Continuing inter-team research in microbial genomics and gene expression is discussed elsewhere. UCLA strongly supports the GEOPULSE initiative of the Penn State Astrobiology Research Center and will be contributing substantial resources to the further development of the UCLA component of that partnership. Within the Evolutionary Genomics Focus Group, planned research on early metazoan evolution will deal with the relationships of the most deeply branching metazoan groups â?? sponges, cnidarians, ctenophores â?? and their protistan relatives.
It has long been thought that the most deeply branching living eukaryotes, such as Giardia, lack organelles (mitochondria and chloroplasts) because they never had them. Recent work has shown that many of these amitochondriate protists have nuclear genes that have a mitochondrial origin, and in some cases, a mitochondrial function (e.g., Roger, 1999). At the same time, it has become clear that organelles known as hydrogenosomes may be best explained as mitochondrion-like bodies that have lost all their genes. Both of these ideas need to be tested because they have important implications for understanding the early history of eukaryotes and the way in which the eukaryote genome evolved. This work will be carried out at UCLA and at Dalhousie University using several recently discovered, hydrogenosome-bearing, anaerobic protists that are in culture at UCLA.
Planetary science. Two areas of great interest to Astrobiology are the effects of major impacts on the history of life and the effects of secular changes in Earth’s orbital parameters on climate and the evolution of the biosphere. The first is being investigated through the discovery and characterization of impact deposits in undisturbed sedimentary sequences. For example, thick spherule beds with anomalous iridium and chromium isotope ratios provide evidence for the frequency of devastating impacts in early Archean times (Anbar et al., in press; Shukolyukov et al., in press). In the second case, long numerical integrations of Solar System dynamics are being tested through the stratigraphic record of distinctive climatic events which are reflected in global changes in ocean chemistry. An unexpected outcome of this research has been the discovery of the sensitivity of orbital calculations to the ways in which some components of the system are approximated. As a result, we are rewriting the codes from first principles and plan to test and apply the results of long numerical integrations to problems on both Earth and Mars.
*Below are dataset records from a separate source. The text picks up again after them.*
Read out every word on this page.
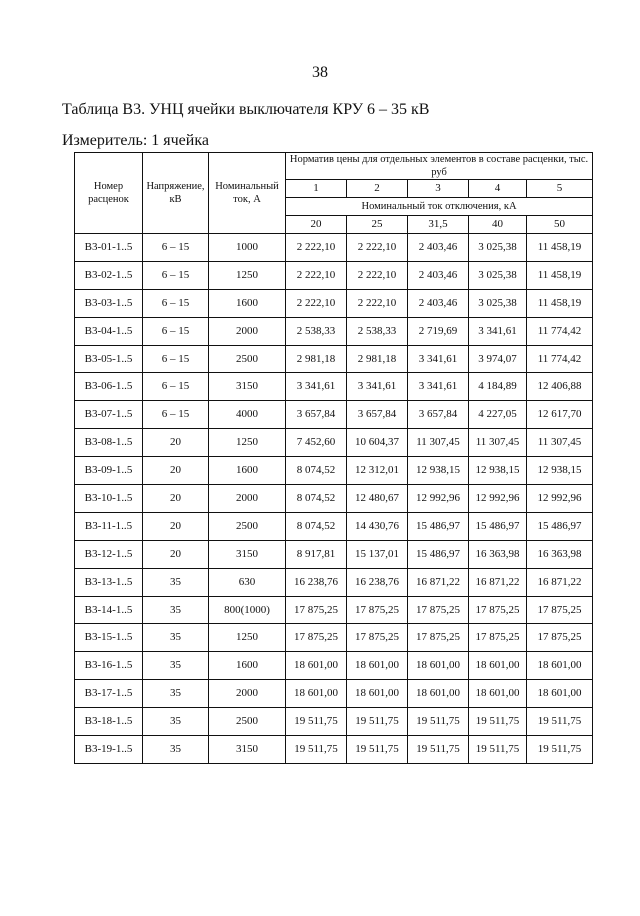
38
Таблица В3. УНЦ ячейки выключателя КРУ 6 – 35 кВ
Измеритель: 1 ячейка
Номер расценок	Напряжение, кВ	Номинальный ток, А	Норматив цены для отдельных элементов в составе расценки, тыс. руб				
			1	2	3	4	5
			Номинальный ток отключения, кА				
			20	25	31,5	40	50
В3-01-1..5	6 – 15	1000	2 222,10	2 222,10	2 403,46	3 025,38	11 458,19
В3-02-1..5	6 – 15	1250	2 222,10	2 222,10	2 403,46	3 025,38	11 458,19
В3-03-1..5	6 – 15	1600	2 222,10	2 222,10	2 403,46	3 025,38	11 458,19
В3-04-1..5	6 – 15	2000	2 538,33	2 538,33	2 719,69	3 341,61	11 774,42
В3-05-1..5	6 – 15	2500	2 981,18	2 981,18	3 341,61	3 974,07	11 774,42
В3-06-1..5	6 – 15	3150	3 341,61	3 341,61	3 341,61	4 184,89	12 406,88
В3-07-1..5	6 – 15	4000	3 657,84	3 657,84	3 657,84	4 227,05	12 617,70
В3-08-1..5	20	1250	7 452,60	10 604,37	11 307,45	11 307,45	11 307,45
В3-09-1..5	20	1600	8 074,52	12 312,01	12 938,15	12 938,15	12 938,15
В3-10-1..5	20	2000	8 074,52	12 480,67	12 992,96	12 992,96	12 992,96
В3-11-1..5	20	2500	8 074,52	14 430,76	15 486,97	15 486,97	15 486,97
В3-12-1..5	20	3150	8 917,81	15 137,01	15 486,97	16 363,98	16 363,98
В3-13-1..5	35	630	16 238,76	16 238,76	16 871,22	16 871,22	16 871,22
В3-14-1..5	35	800(1000)	17 875,25	17 875,25	17 875,25	17 875,25	17 875,25
В3-15-1..5	35	1250	17 875,25	17 875,25	17 875,25	17 875,25	17 875,25
В3-16-1..5	35	1600	18 601,00	18 601,00	18 601,00	18 601,00	18 601,00
В3-17-1..5	35	2000	18 601,00	18 601,00	18 601,00	18 601,00	18 601,00
В3-18-1..5	35	2500	19 511,75	19 511,75	19 511,75	19 511,75	19 511,75
В3-19-1..5	35	3150	19 511,75	19 511,75	19 511,75	19 511,75	19 511,75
Solar System exploration. The sequential loss of the Mars Climate Orbiter (MCO) and Mars Polar Lander (MPL) has seriously disrupted the UCLA program in Astrobiology. However, the operations facility that was constructed in the Science and Technology Research Building (STRB) for the MPL mission, and the core personnel that ran that facility, are resources that should not be squandered at this stage. We are supporting this endeavor by providing modest bridging funds to allow graduate students who were brought on board to work on data from the MCO and MPL missions to develop new research projects, and to help with a transition to new experiments and missions. Planned work on MOC images of the polar layered deposits will combine image analysis with numerical studies of the eccentricity and obliquity of Mars.